DABO SINGKEP | Integritas-news.my.id
Soliditas antarmatara Tentara Nasional Indonesia (TNI) kembali diperlihatkan melalui momen bersejarah dalam pelaksanaan Latihan Operasi Laut Gabungan (Latopslagab) TNI Tahun 2026. Kepala Staf Angkatan Darat (Kasad) Jenderal TNI Maruli Simanjuntak, M.Sc., resmi dikukuhkan sebagai Warga Kehormatan Korps Marinir TNI Angkatan Laut di Dabo Singkep, Kepulauan Riau, Rabu (5/8/2026).
Pengukuhan tersebut bukan sekadar seremoni militer, melainkan menjadi simbol eratnya sinergi, loyalitas, dan interoperabilitas antarmatara dalam memperkuat sistem pertahanan nasional di tengah dinamika ancaman yang terus berkembang.
Kasad hadir mendampingi Menteri Pertahanan RI Jenderal TNI (Hor.) Purn. Sjafrie Sjamsoeddin bersama Wakil Panglima TNI Jenderal TNI Tandyo Budi R. untuk meninjau secara langsung pelaksanaan Latihan Operasi Laut Gabungan TNI Tahun 2026 yang digelar sebagai bagian dari upaya menguji kesiapan operasi gabungan seluruh matra.
Prosesi pengukuhan dilaksanakan langsung oleh Kepala Staf Angkatan Laut (Kasal) Laksamana TNI Muhammad Ali melalui penyematan brevet dan baret ungu, lambang kehormatan Korps Marinir. Selain Kasad, penghargaan Warga Kehormatan Korps Marinir juga diberikan kepada Menteri Pertahanan Sjafrie Sjamsoeddin, Wakil Panglima TNI Jenderal TNI Tandyo Budi R., Kepala Staf Angkatan Udara Marsekal TNI Mohamad Tonny Harjono, serta Ketua Komisi I DPR RI Utut Adianto.
Rangkaian kegiatan kemudian dilanjutkan dengan peninjauan Latihan Operasi Terintegrasi TNI Tahun 2026 yang menampilkan berbagai skenario operasi gabungan.

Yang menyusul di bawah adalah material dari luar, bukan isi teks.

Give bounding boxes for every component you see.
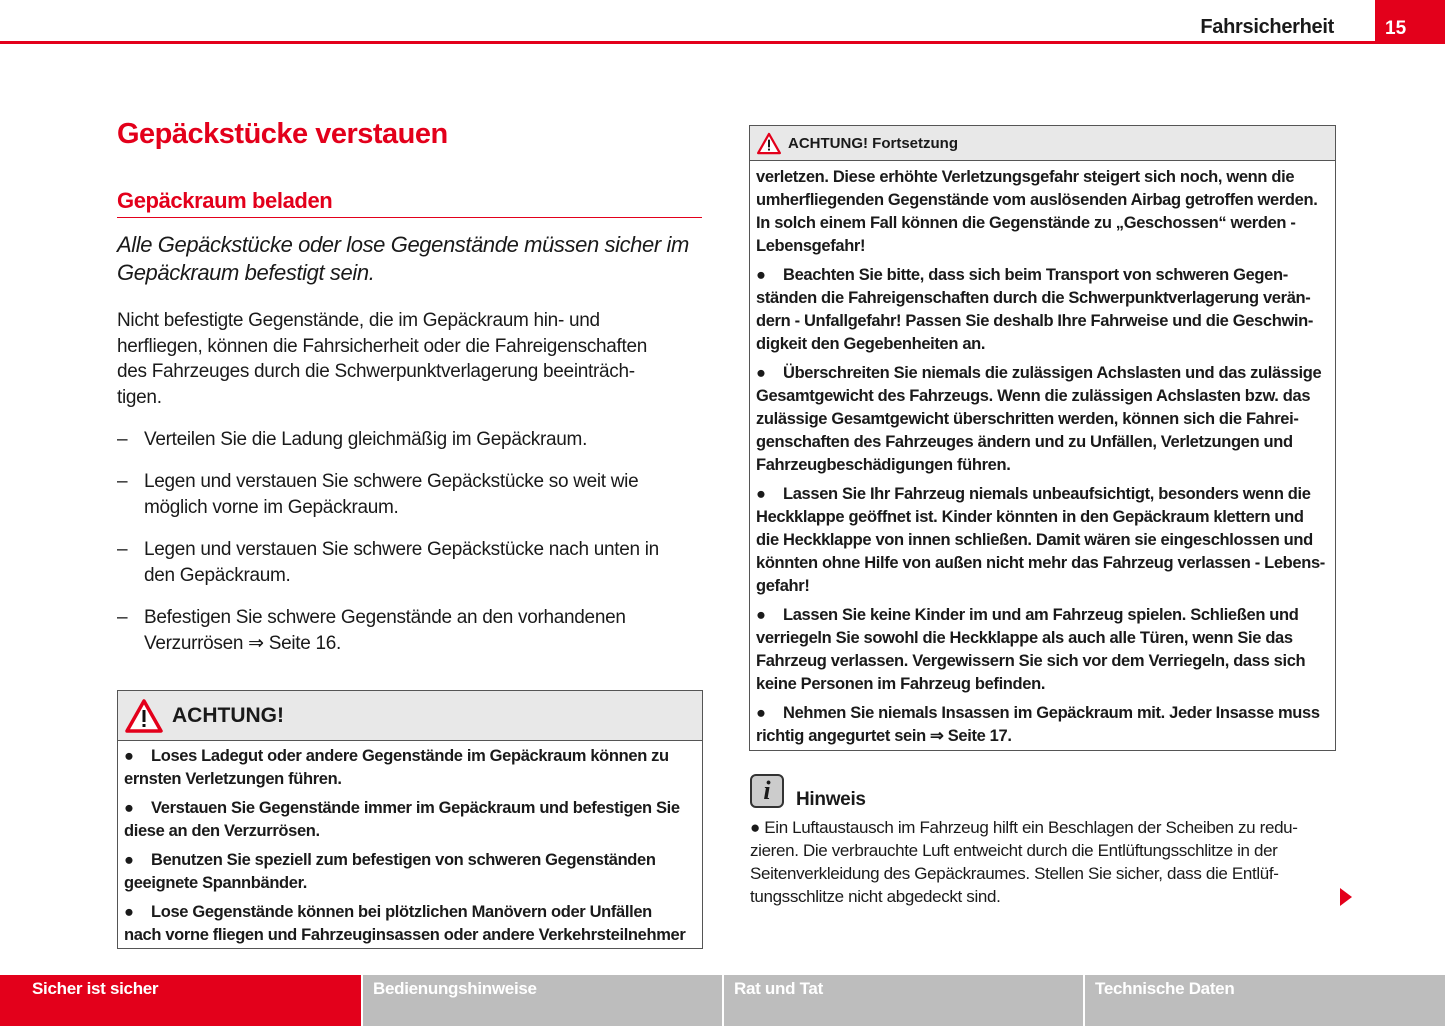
- tab-label: Sicher ist sicher: [32, 979, 159, 998]
- info-icon: i: [750, 774, 784, 808]
- section-heading: Gepäckraum beladen: [117, 188, 702, 218]
- dash-marker: –: [117, 471, 128, 492]
- warning-item: [756, 264, 1329, 356]
- warning-triangle-icon: [756, 132, 782, 155]
- warning-item-text: Verstauen Sie Gegenstände immer im Gepäckraum und befestigen Sie diese an den Verzurrösen.: [124, 799, 680, 840]
- tab-label: Bedienungshinweise: [373, 979, 537, 998]
- page-title: Gepäckstücke verstauen: [117, 118, 448, 150]
- bullet-icon: ●: [124, 747, 134, 765]
- section-title: Fahrsicherheit: [1200, 16, 1334, 38]
- warning-title: ACHTUNG!: [172, 703, 284, 727]
- warning-item-text: Loses Ladegut oder andere Gegenstände im Gepäckraum können zu ernsten Verletzungen führen.: [124, 747, 669, 788]
- warning-item: [756, 702, 1329, 748]
- warning-item: [124, 849, 696, 895]
- warning-title: ACHTUNG! Fortsetzung: [788, 134, 958, 152]
- warning-item-text: Beachten Sie bitte, dass sich beim Transport von schweren Gegen- ständen die Fahreigenschaften durch die Schwerpunktverlagerung verän- dern - Unfallgefahr! Passen Sie deshalb Ihre Fahrweise und die Geschwin- digkeit den Gegebenheiten an.: [756, 266, 1314, 353]
- bullet-icon: ●: [756, 606, 766, 624]
- note-text: ● Ein Luftaustausch im Fahrzeug hilft ein Beschlagen der Scheiben zu redu- zieren. Die verbrauchte Luft entweicht durch die Entlüftungsschlitze in der Seitenverkleidung des Gepäckraumes. Stellen Sie sicher, dass die Entlüf- tungsschlitze nicht abgedeckt sind.: [750, 818, 1298, 906]
- warning-box: [117, 690, 703, 949]
- warning-header: [750, 126, 1335, 161]
- footer-tab-sicher-ist-sicher[interactable]: [0, 975, 361, 1026]
- continue-arrow-icon: [1340, 888, 1352, 906]
- list-item-text: Verteilen Sie die Ladung gleichmäßig im Gepäckraum.: [144, 429, 588, 450]
- bullet-icon: ●: [124, 851, 134, 869]
- bullet-icon: ●: [756, 704, 766, 722]
- list-item-text: Befestigen Sie schwere Gegenstände an den vorhandenen Verzurrösen ⇒ Seite 16.: [144, 607, 626, 654]
- warning-item: [756, 483, 1329, 598]
- warning-item: [756, 362, 1329, 477]
- tab-label: Rat und Tat: [734, 979, 823, 998]
- bullet-icon: ●: [756, 364, 766, 382]
- warning-item: [124, 745, 696, 791]
- warning-item-text: Überschreiten Sie niemals die zulässigen Achslasten und das zulässige Gesamtgewicht des Fahrzeugs. Wenn die zulässigen Achslasten bzw. das zulässige Gesamtgewicht überschritten werden, können sich die Fahrei- genschaften des Fahrzeuges ändern und zu Unfällen, Verletzungen und Fahrzeugbeschädigungen führen.: [756, 364, 1322, 474]
- page-number: 15: [1375, 0, 1445, 42]
- header-rule: [0, 41, 1445, 44]
- warning-continued-box: [749, 125, 1336, 751]
- bullet-icon: ●: [124, 903, 134, 921]
- body-paragraph: Nicht befestigte Gegenstände, die im Gepäckraum hin- und herfliegen, können die Fahrsicherheit oder die Fahreigenschaften des Fahrzeuges durch die Schwerpunktverlagerung beeinträch- tigen.: [117, 310, 648, 408]
- footer-tab-bedienungshinweise[interactable]: [363, 975, 722, 1026]
- intro-text: Alle Gepäckstücke oder lose Gegenstände müssen sicher im Gepäckraum befestigt sein.: [117, 232, 689, 285]
- warning-item-text: Nehmen Sie niemals Insassen im Gepäckraum mit. Jeder Insasse muss richtig angegurtet sein ⇒ Seite 17.: [756, 704, 1320, 745]
- warning-triangle-icon: [124, 698, 164, 734]
- bullet-icon: ●: [756, 266, 766, 284]
- warning-item: [124, 901, 696, 947]
- warning-item-text: Benutzen Sie speziell zum befestigen von schweren Gegenständen geeignete Spannbänder.: [124, 851, 656, 892]
- dash-marker: –: [117, 539, 128, 560]
- list-item-text: Legen und verstauen Sie schwere Gepäckstücke nach unten in den Gepäckraum.: [144, 539, 659, 586]
- footer-tab-rat-und-tat[interactable]: [724, 975, 1083, 1026]
- footer-tab-technische-daten[interactable]: [1085, 975, 1445, 1026]
- warning-item-text: Lose Gegenstände können bei plötzlichen Manövern oder Unfällen nach vorne fliegen und Fahrzeuginsassen oder andere Verkehrsteilnehmer: [124, 903, 686, 944]
- warning-item-text: Lassen Sie keine Kinder im und am Fahrzeug spielen. Schließen und verriegeln Sie sowohl die Heckklappe als auch alle Türen, wenn Sie das Fahrzeug verlassen. Vergewissern Sie sich vor dem Verriegeln, dass sich keine Personen im Fahrzeug befinden.: [756, 606, 1306, 693]
- warning-item: [124, 797, 696, 843]
- dash-marker: –: [117, 607, 128, 628]
- bullet-icon: ●: [756, 485, 766, 503]
- warning-lead: verletzen. Diese erhöhte Verletzungsgefahr steigert sich noch, wenn die umherfliegenden Gegenstände vom auslösenden Airbag getroffen werden. In solch einem Fall können die Gegenstände zu „Geschossen“ werden - Lebensgefahr!: [756, 168, 1318, 255]
- list-item-text: Legen und verstauen Sie schwere Gepäckstücke so weit wie möglich vorne im Gepäckraum.: [144, 471, 639, 518]
- dash-marker: –: [117, 429, 128, 450]
- note-title: Hinweis: [796, 789, 866, 810]
- tab-label: Technische Daten: [1095, 979, 1235, 998]
- warning-item-text: Lassen Sie Ihr Fahrzeug niemals unbeaufsichtigt, besonders wenn die Heckklappe geöffnet ist. Kinder könnten in den Gepäckraum klettern und die Heckklappe von innen schließen. Damit wären sie eingeschlossen und könnten ohne Hilfe von außen nicht mehr das Fahrzeug verlassen - Lebens- gefahr!: [756, 485, 1325, 595]
- bullet-icon: ●: [124, 799, 134, 817]
- warning-header: [118, 691, 702, 741]
- warning-item: [756, 604, 1329, 696]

Latihan tersebut menguji kemampuan komando dan pengendalian, koordinasi lintas matra, hingga kesiapan satuan dalam menghadapi berbagai kemungkinan ancaman terhadap kedaulatan negara.
Salah satu materi yang menjadi perhatian adalah penerjunan Kelompok Depan Operasi Lintas Udara (KDOL) di kawasan drop zone Bandara Dabo Singkep. Operasi tersebut melibatkan pesawat angkut CN-235 Skadron Udara 27, unsur Korps Pasukan Gerak Cepat (Korpasgat), serta prajurit Yonif 328 yang bertugas mengamankan daerah sasaran sebelum diterjunkannya pasukan utama.
Dalam keterangan resmi yang diterima media, TNI menegaskan bahwa pelaksanaan Latopslagab 2026 menjadi bagian dari komitmen memperkuat kemampuan operasi gabungan sekaligus meningkatkan interoperabilitas seluruh matra dalam menjaga keutuhan dan kedaulatan Negara Kesatuan Republik Indonesia.
Pengukuhan Kasad sebagai Warga Kehormatan Korps Marinir menjadi penanda bahwa semangat kebersamaan, profesionalisme, dan kekompakan antarmatara terus dipelihara sebagai kekuatan utama TNI. Soliditas tersebut diyakini menjadi modal penting dalam menghadapi berbagai tantangan pertahanan yang semakin kompleks di masa mendatang.
"TNI akan terus memperkuat sinergi, interoperabilitas, dan profesionalisme antarmatara sebagai fondasi utama dalam mewujudkan kekuatan pertahanan yang modern, tangguh, dan siap menjalankan setiap tugas negara," demikian penegasan dalam keterangan resmi yang diterima Integritasnews.my.id.
Dengan semangat kebersamaan yang terus dipererat, TNI menunjukkan bahwa kekuatan pertahanan Indonesia dibangun melalui koordinasi yang solid, kesiapsiagaan yang tinggi, serta komitmen seluruh matra dalam menjaga keamanan, kedaulatan, dan kehormatan bangsa.